Tomato Gardener Questions and Answers – Part 5

What Is the Difference Between Hybrid and Heirloom Tomatoes?

A hybrid tomato is the consequence of cross pollination between two genetically different parent plants. Plant breeders develop hybrids to increase disease resistance, to enhance provide, or to select for special fruit characteristics such as color, flavor, or shipping quality.

Heirloom tomatoes are grown from crops that have been perpetuated by gardeners who save seed, or propagate cuttings from year to year. Some heirloom tomato varieties have been around for more than a century. Tomato gardeners have kept these varieties growing for generations because the crops perform well in a particular area or because they have a great flavor, an uncommon color, or some other alluring characteristic.

What Does ‘OP’ on A Seed Packet or Seed Catalog average?

The letters OP you find on a tomato seed packet or in a description of a variety in a seed catalog stands for Open Pollinated. This method that wind, bees, or other insects move pollen to fertilize the tomato blossoms instead of plant breeders. All heirloom tomatoes are open pollinated, but not all open pollinated tomatoes are heirloom. Seed companies offer modern tomato varieties that have been pollinated by wind or bees.
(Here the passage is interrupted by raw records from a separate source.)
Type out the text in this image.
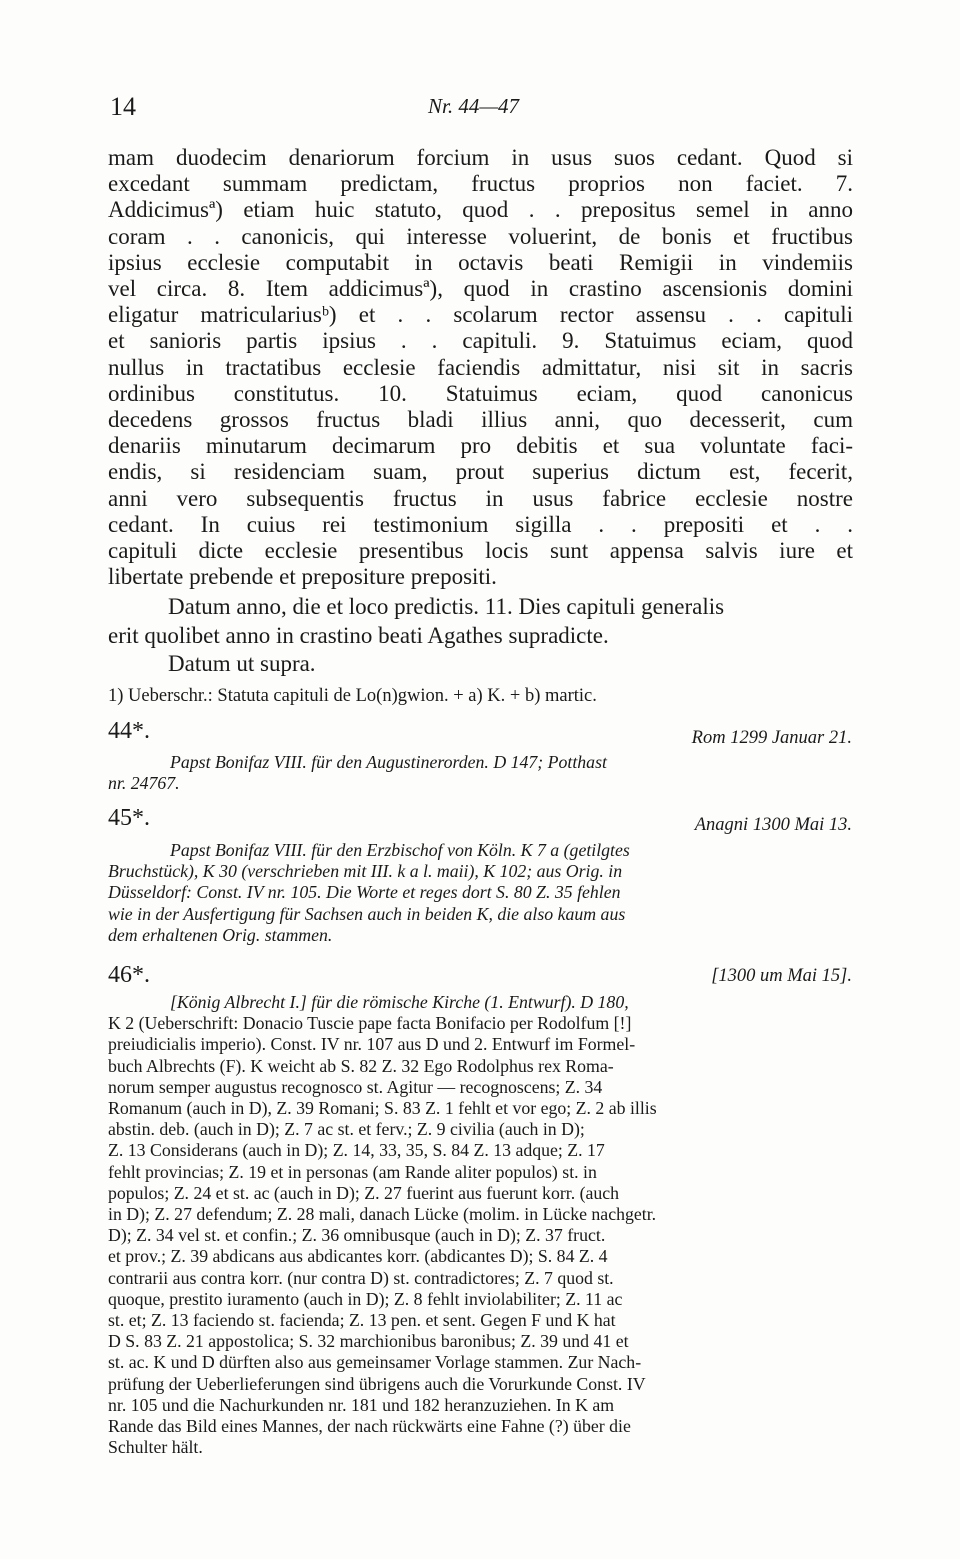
14	Nr. 44—47
mam duodecim denariorum forcium in usus suos cedant. Quod si
excedant summam predictam, fructus proprios non faciet. 7.
Addicimusª) etiam huic statuto, quod . . prepositus semel in anno
coram . . canonicis, qui interesse voluerint, de bonis et fructibus
ipsius ecclesie computabit in octavis beati Remigii in vindemiis
vel circa. 8. Item addicimusª), quod in crastino ascensionis domini
eligatur matriculariusᵇ) et . . scolarum rector assensu . . capituli
et sanioris partis ipsius . . capituli. 9. Statuimus eciam, quod
nullus in tractatibus ecclesie faciendis admittatur, nisi sit in sacris
ordinibus constitutus. 10. Statuimus eciam, quod canonicus
decedens grossos fructus bladi illius anni, quo decesserit, cum
denariis minutarum decimarum pro debitis et sua voluntate faci-
endis, si residenciam suam, prout superius dictum est, fecerit,
anni vero subsequentis fructus in usus fabrice ecclesie nostre
cedant. In cuius rei testimonium sigilla . . prepositi et . .
capituli dicte ecclesie presentibus locis sunt appensa salvis iure et
libertate prebende et prepositure prepositi.
Datum anno, die et loco predictis. 11. Dies capituli generalis
erit quolibet anno in crastino beati Agathes supradicte.
Datum ut supra.
1) Ueberschr.: Statuta capituli de Lo(n)gwion. + a) K. + b) martic.
44*.	Rom 1299 Januar 21.
Papst Bonifaz VIII. für den Augustinerorden. D 147; Potthast
nr. 24767.
45*.	Anagni 1300 Mai 13.
Papst Bonifaz VIII. für den Erzbischof von Köln. K 7 a (getilgtes
Bruchstück), K 30 (verschrieben mit III. k a l. maii), K 102; aus Orig. in
Düsseldorf: Const. IV nr. 105. Die Worte et reges dort S. 80 Z. 35 fehlen
wie in der Ausfertigung für Sachsen auch in beiden K, die also kaum aus
dem erhaltenen Orig. stammen.
46*.	[1300 um Mai 15].
[König Albrecht I.] für die römische Kirche (1. Entwurf). D 180,
K 2 (Ueberschrift: Donacio Tuscie pape facta Bonifacio per Rodolfum [!]
preiudicialis imperio). Const. IV nr. 107 aus D und 2. Entwurf im Formel-
buch Albrechts (F). K weicht ab S. 82 Z. 32 Ego Rodolphus rex Roma-
norum semper augustus recognosco st. Agitur — recognoscens; Z. 34
Romanum (auch in D), Z. 39 Romani; S. 83 Z. 1 fehlt et vor ego; Z. 2 ab illis
abstin. deb. (auch in D); Z. 7 ac st. et ferv.; Z. 9 civilia (auch in D);
Z. 13 Considerans (auch in D); Z. 14, 33, 35, S. 84 Z. 13 adque; Z. 17
fehlt provincias; Z. 19 et in personas (am Rande aliter populos) st. in
populos; Z. 24 et st. ac (auch in D); Z. 27 fuerint aus fuerunt korr. (auch
in D); Z. 27 defendum; Z. 28 mali, danach Lücke (molim. in Lücke nachgetr.
D); Z. 34 vel st. et confin.; Z. 36 omnibusque (auch in D); Z. 37 fruct.
et prov.; Z. 39 abdicans aus abdicantes korr. (abdicantes D); S. 84 Z. 4
contrarii aus contra korr. (nur contra D) st. contradictores; Z. 7 quod st.
quoque, prestito iuramento (auch in D); Z. 8 fehlt inviolabiliter; Z. 11 ac
st. et; Z. 13 faciendo st. facienda; Z. 13 pen. et sent. Gegen F und K hat
D S. 83 Z. 21 appostolica; S. 32 marchionibus baronibus; Z. 39 und 41 et
st. ac. K und D dürften also aus gemeinsamer Vorlage stammen. Zur Nach-
prüfung der Ueberlieferungen sind übrigens auch die Vorurkunde Const. IV
nr. 105 und die Nachurkunden nr. 181 und 182 heranzuziehen. In K am
Rande das Bild eines Mannes, der nach rückwärts eine Fahne (?) über die
Schulter hält.
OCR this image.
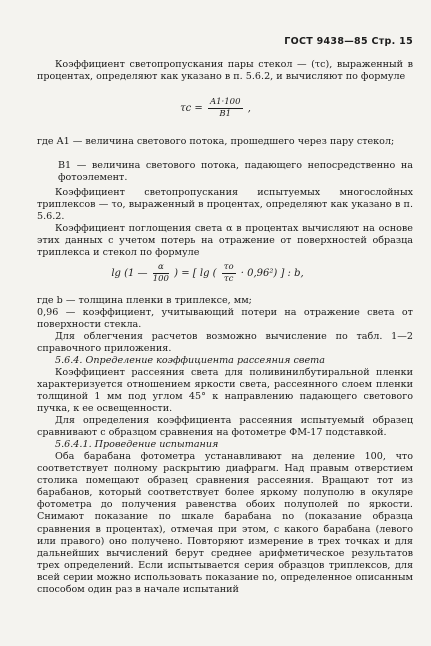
ГОСТ 9438—85 Стр. 15
Коэффициент светопропускания пары стекол — (τc), выраженный в процентах, определяют как указано в п. 5.6.2, и вычисляют по формуле
$\tau c = \frac{A1\cdot 100}{B1}$ ,
где A1 — величина светового потока, прошедшего через пару стекол;
B1 — величина светового потока, падающего непосредственно на фотоэлемент.
Коэффициент светопропускания испытуемых многослойных триплексов — τo, выраженный в процентах, определяют как указано в п. 5.6.2.
Коэффициент поглощения света α в процентах вычисляют на основе этих данных с учетом потерь на отражение от поверхностей образца триплекса и стекол по формуле
lg (1 — $\frac{\alpha}{100}$ ) = [ lg ( $\frac{\tau o}{\tau c} \cdot 0,96^2$) ] : b,
где b — толщина пленки в триплексе, мм;
0,96 — коэффициент, учитывающий потери на отражение света от поверхности стекла.
Для облегчения расчетов возможно вычисление по табл. 1—2 справочного приложения.
5.6.4. Определение коэффициента рассеяния света
Коэффициент рассеяния света для поливинилбутиральной пленки характеризуется отношением яркости света, рассеянного слоем пленки толщиной 1 мм под углом 45° к направлению падающего светового пучка, к ее освещенности.
Для определения коэффициента рассеяния испытуемый образец сравнивают с образцом сравнения на фотометре ФМ-17 подставкой.
5.6.4.1. Проведение испытания
Оба барабана фотометра устанавливают на деление 100, что соответствует полному раскрытию диафрагм. Над правым отверстием столика помещают образец сравнения рассеяния. Вращают тот из барабанов, который соответствует более яркому полуполю в окуляре фотометра до получения равенства обоих полуполей по яркости. Снимают показание по шкале барабана no (показание образца сравнения в процентах), отмечая при этом, с какого барабана (левого или правого) оно получено. Повторяют измерение в трех точках и для дальнейших вычислений берут среднее арифметическое результатов трех определений. Если испытывается серия образцов триплексов, для всей серии можно использовать показание no, определенное описанным способом один раз в начале испытаний
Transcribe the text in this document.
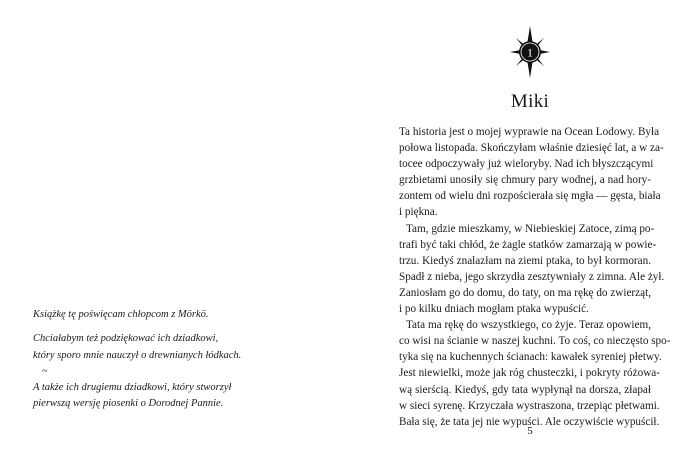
Książkę tę poświęcam chłopcom z Mörkö.
Chciałabym też podziękować ich dziadkowi,
który sporo mnie nauczył o drewnianych łódkach.
~
A także ich drugiemu dziadkowi, który stworzył
pierwszą wersję piosenki o Dorodnej Pannie.
1
Miki
Ta historia jest o mojej wyprawie na Ocean Lodowy. Była
połowa listopada. Skończyłam właśnie dziesięć lat, a w za-
tocee odpoczywały już wieloryby. Nad ich błyszczącymi
grzbietami unosiły się chmury pary wodnej, a nad hory-
zontem od wielu dni rozpościerała się mgła — gęsta, biała
i piękna.
Tam, gdzie mieszkamy, w Niebieskiej Zatoce, zimą po-
trafi być taki chłód, że żagle statków zamarzają w powie-
trzu. Kiedyś znalazłam na ziemi ptaka, to był kormoran.
Spadł z nieba, jego skrzydła zesztywniały z zimna. Ale żył.
Zaniosłam go do domu, do taty, on ma rękę do zwierząt,
i po kilku dniach mogłam ptaka wypuścić.
Tata ma rękę do wszystkiego, co żyje. Teraz opowiem,
co wisi na ścianie w naszej kuchni. To coś, co nieczęsto spo-
tyka się na kuchennych ścianach: kawałek syreniej płetwy.
Jest niewielki, może jak róg chusteczki, i pokryty różowa-
wą sierścią. Kiedyś, gdy tata wypłynął na dorsza, złapał
w sieci syrenę. Krzyczała wystraszona, trzepiąc płetwami.
Bała się, że tata jej nie wypuści. Ale oczywiście wypuścił.
5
Should I Grow Tomatoes Organically?

If you are patient and into tomato gardening for the long run, organic gardening is the best way to grow tomatoes. In a nutshell, organic tomato gardening is a matter of taking what character provides and putting it back into the garden to grow tomatoes and enhance the soil. Using organic fertilizers to satisfy tomato plants is a way to not only provide nutrients to the tomatoes, but to build the soil in addition. Organic fertilizers will provide nutrients and what is left over in the soil will provide food for the microorganisms to satisfy on and add fertility to the soil by their course of action of elimination, so to speak. Organic fertilizers such as, bloodmeal, bonemeal, cottonseed meal, along with various animal manures will provide the proper nutrient amounts for your tomato plants. The only drawback is that they don’t start working as fast as synthetic fertilizers.

Oils gathered from flowers and other plants are used to provide organic insecticides for use in pest control. Biological creations are used for controlling bugs and caterpillars. They do the job and leave no unhealthy effects when it is time to eat your harvest.

Using synthetic fertilizers get the job done as far as providing the proper nutrients, and in a fast way. However, there are no other benefits to the soil. In fact, continued use of chemical fertilizers will leave salts and other elements behind in the soil that in the long run will harm your soil. As far as insecticides go, use them sparingly and only those recommended for use on, not just tomatoes in particular, but edibles in general.